Remarks at an Iftaar Dinner
Good evening. Thank you all for coming. I'm honored to welcome such a distinguished group of Ambassadors and American citizens to the White House to help usher in the holy month of Ramadan.
Islam is a religion that brings hope and comfort to more than a billion people around the world. It has made brothers and sisters of every race. It has given birth to a rich culture of learning and literature and science. Tonight we honor the traditions of a great faith by hosting this Iftaar at the White House.
I'm honored that our great Secretary of State is with us today. Mr. Secretary, thank you for being here. I appreciate Your Highness Sheikh Hamad bin Zayid of the United Arab Emirates for coming. I want to thank members of my administration who are here, in particular, Dr. Elias Zerhouni, who's the Director of the National Institute of Health. I want to thank all the Ambassadors who are here. It's good to see you all again—the other representatives from the Organization of Islamic Conference. I appreciate so very much my fellow Americans here, many from the Muslim community.
Ramadan is a special time of prayer and fasting, contemplation of God's greatness, and service to those in need.
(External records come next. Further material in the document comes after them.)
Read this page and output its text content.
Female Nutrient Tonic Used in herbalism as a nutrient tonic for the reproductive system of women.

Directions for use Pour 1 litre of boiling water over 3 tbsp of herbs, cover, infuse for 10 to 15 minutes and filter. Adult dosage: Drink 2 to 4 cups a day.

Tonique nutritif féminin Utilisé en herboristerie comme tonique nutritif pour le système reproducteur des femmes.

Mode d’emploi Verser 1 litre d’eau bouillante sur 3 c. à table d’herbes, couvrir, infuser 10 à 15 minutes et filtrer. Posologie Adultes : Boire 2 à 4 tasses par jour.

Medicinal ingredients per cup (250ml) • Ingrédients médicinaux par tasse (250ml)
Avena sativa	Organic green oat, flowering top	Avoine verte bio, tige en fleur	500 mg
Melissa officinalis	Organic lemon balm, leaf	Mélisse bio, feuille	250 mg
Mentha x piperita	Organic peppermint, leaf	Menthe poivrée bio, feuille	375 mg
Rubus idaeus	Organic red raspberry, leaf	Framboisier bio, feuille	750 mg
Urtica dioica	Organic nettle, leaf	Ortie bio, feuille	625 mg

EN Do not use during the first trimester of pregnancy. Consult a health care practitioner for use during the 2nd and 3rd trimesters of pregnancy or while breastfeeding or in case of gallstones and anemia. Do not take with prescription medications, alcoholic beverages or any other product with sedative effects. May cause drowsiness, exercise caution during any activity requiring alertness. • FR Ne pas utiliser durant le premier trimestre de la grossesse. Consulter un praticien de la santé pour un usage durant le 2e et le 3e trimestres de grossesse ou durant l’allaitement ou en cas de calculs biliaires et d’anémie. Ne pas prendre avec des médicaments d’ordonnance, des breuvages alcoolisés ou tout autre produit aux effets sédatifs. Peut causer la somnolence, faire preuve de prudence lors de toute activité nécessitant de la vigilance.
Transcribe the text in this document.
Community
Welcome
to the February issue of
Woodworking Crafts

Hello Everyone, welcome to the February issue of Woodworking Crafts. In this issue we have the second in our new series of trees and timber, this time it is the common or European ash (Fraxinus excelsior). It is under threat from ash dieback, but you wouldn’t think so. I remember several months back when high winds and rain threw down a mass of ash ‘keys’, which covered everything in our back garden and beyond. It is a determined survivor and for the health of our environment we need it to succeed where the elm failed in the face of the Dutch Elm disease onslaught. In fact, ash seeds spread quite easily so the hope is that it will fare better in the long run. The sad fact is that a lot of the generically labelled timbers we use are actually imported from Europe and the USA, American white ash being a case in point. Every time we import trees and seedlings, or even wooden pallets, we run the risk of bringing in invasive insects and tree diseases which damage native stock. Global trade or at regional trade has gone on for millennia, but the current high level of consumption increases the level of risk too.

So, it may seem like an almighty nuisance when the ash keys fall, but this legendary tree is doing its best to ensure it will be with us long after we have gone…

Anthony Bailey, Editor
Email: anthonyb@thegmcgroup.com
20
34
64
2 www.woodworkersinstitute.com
According to Muslim teachings, this season commemorates the revelation of God's word in the Holy Koran to the prophet Muhammad. Today, this word inspires faithful Muslims to lead lives of honesty and integrity and compassion.
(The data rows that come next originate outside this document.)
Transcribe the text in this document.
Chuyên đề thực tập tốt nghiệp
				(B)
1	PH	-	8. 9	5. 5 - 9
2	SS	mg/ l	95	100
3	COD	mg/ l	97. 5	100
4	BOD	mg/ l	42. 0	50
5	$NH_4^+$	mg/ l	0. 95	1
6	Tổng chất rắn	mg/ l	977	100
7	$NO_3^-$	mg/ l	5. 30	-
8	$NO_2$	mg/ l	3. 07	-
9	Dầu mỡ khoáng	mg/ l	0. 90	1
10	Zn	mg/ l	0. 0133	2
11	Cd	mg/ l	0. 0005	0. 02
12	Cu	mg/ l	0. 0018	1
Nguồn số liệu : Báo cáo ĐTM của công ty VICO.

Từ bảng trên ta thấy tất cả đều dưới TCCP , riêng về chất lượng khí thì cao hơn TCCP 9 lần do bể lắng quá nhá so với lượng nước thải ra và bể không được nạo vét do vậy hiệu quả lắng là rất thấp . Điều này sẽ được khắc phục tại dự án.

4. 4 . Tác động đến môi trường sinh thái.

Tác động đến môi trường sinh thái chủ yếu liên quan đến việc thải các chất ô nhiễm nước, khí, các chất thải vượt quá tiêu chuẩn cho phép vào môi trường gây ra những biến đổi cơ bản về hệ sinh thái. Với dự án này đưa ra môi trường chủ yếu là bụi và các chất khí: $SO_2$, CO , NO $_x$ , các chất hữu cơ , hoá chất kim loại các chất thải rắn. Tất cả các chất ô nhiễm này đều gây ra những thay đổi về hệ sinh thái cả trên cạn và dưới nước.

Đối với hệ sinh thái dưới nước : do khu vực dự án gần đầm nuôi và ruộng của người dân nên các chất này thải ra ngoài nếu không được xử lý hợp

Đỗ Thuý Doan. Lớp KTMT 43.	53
In hosting tonight's Iftaar, I send a message to all the nations represented by their Ambassadors here tonight: America treasures your friendship; America honors your faith. We see in Islam a religion that traces its origins back to God's call on Abraham. We share your belief in God's justice and your insistence on man's moral responsibility. We thank the many Muslim nations who stand with us against terror, nations that are often victims of terror, themselves.
Tonight's Iftaar also sends a message to all Americans: Our Nation is waging a war on a radical network of terrorists, not on a religion and not on a civilization. If we wage this war to defend our principles, we must live up to those principles, ourselves. And one of the deepest commitments of America is tolerance. No one should be treated unkindly because of the color of their skin or the content of their creed. No one should be unfairly judged by appearance or ethnic background or religious faith. We must uphold these values of progress and pluralism and tolerance.
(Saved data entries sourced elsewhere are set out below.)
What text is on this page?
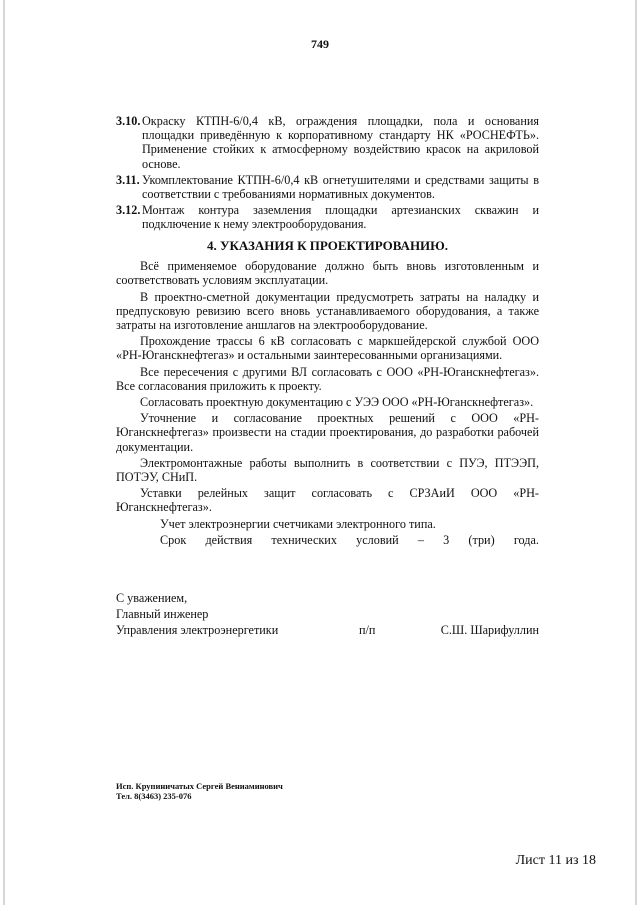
749
3.10. Окраску КТПН-6/0,4 кВ, ограждения площадки, пола и основания площадки приведённую к корпоративному стандарту НК «РОСНЕФТЬ». Применение стойких к атмосферному воздействию красок на акриловой основе.

3.11. Укомплектование КТПН-6/0,4 кВ огнетушителями и средствами защиты в соответствии с требованиями нормативных документов.

3.12. Монтаж контура заземления площадки артезианских скважин и подключение к нему электрооборудования.

4. УКАЗАНИЯ К ПРОЕКТИРОВАНИЮ.

Всё применяемое оборудование должно быть вновь изготовленным и соответствовать условиям эксплуатации.

В проектно-сметной документации предусмотреть затраты на наладку и предпусковую ревизию всего вновь устанавливаемого оборудования, а также затраты на изготовление аншлагов на электрооборудование.

Прохождение трассы 6 кВ согласовать с маркшейдерской службой ООО «РН-Юганскнефтегаз» и остальными заинтересованными организациями.

Все пересечения с другими ВЛ согласовать с ООО «РН-Юганскнефтегаз». Все согласования приложить к проекту.

Согласовать проектную документацию с УЭЭ ООО «РН-Юганскнефтегаз».

Уточнение и согласование проектных решений с ООО «РН-Юганскнефтегаз» произвести на стадии проектирования, до разработки рабочей документации.

Электромонтажные работы выполнить в соответствии с ПУЭ, ПТЭЭП, ПОТЭУ, СНиП.

Уставки релейных защит согласовать с СРЗАиИ ООО «РН-Юганскнефтегаз».

Учет электроэнергии счетчиками электронного типа.

Срок действия технических условий – 3 (три) года.

С уважением,
Главный инженер
Управления электроэнергетики	п/п	С.Ш. Шарифуллин
Исп. Крупиничатых Сергей Вениаминович
Тел. 8(3463) 235-076
Лист 11 из 18
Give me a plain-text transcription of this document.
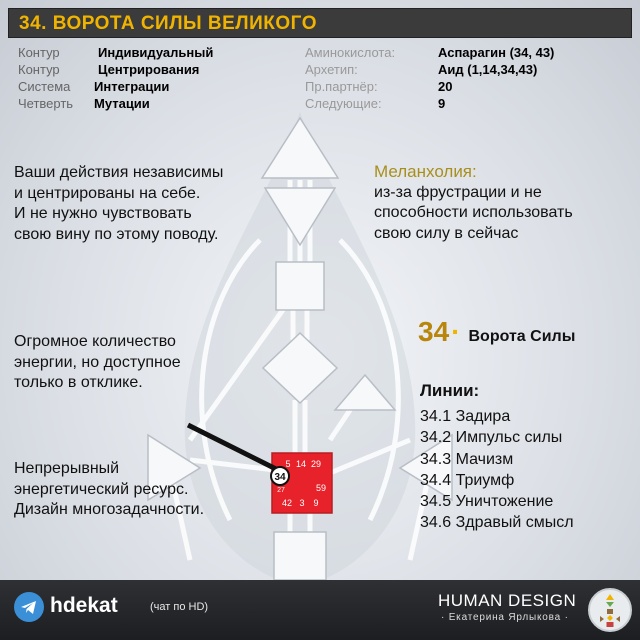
5 14 29
59
27
42 3 9
34
34. ВОРОТА СИЛЫ ВЕЛИКОГО
Контур	Индивидуальный
Контур	Центрирования
Система Интеграции
Четверть Мутации
Аминокислота:	Аспарагин (34, 43)
Архетип:	Аид (1,14,34,43)
Пр.партнёр:	20
Следующие:	9
Ваши действия независимы
и центрированы на себе.
И не нужно чувствовать
свою вину по этому поводу.
Меланхолия:
из-за фрустрации и не
способности использовать
свою силу в сейчас
Огромное количество
энергии, но доступное
только в отклике.
Непрерывный
энергетический ресурс.
Дизайн многозадачности.
34 · Ворота Силы
Линии:
34.1 Задира
34.2 Импульс силы
34.3 Мачизм
34.4 Триумф
34.5 Уничтожение
34.6 Здравый смысл
hdekat	(чат по HD)	HUMAN DESIGN
· Екатерина Ярлыкова ·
George Washington said that America "gives to bigotry no sanction, to persecution no assistance." This was our policy at our Nation's founding; this is our policy today. America rejects all forms of religious intolerance. America grieves with all the victims of religious bigotry. And America opposes all who commit evil in God's name.
Ramadan and the upcoming holiday seasons are a good time to remember the ties of friendship and respect that bind us together. Learning from each other, we can build bridges of mutual trust and understanding. Working together, we can create a better future for people of all faiths.
I thank you for coming to the White House this evening. I wish you all a blessed Ramadan. God bless.
NOTE: The President spoke at 6:05 p.m. in the State Dining Room at the White House. In his remarks, he referred to Minister of State for Foreign Affairs Hamdan bin Zayid Al Nuhayyan of the United Arab Emirates.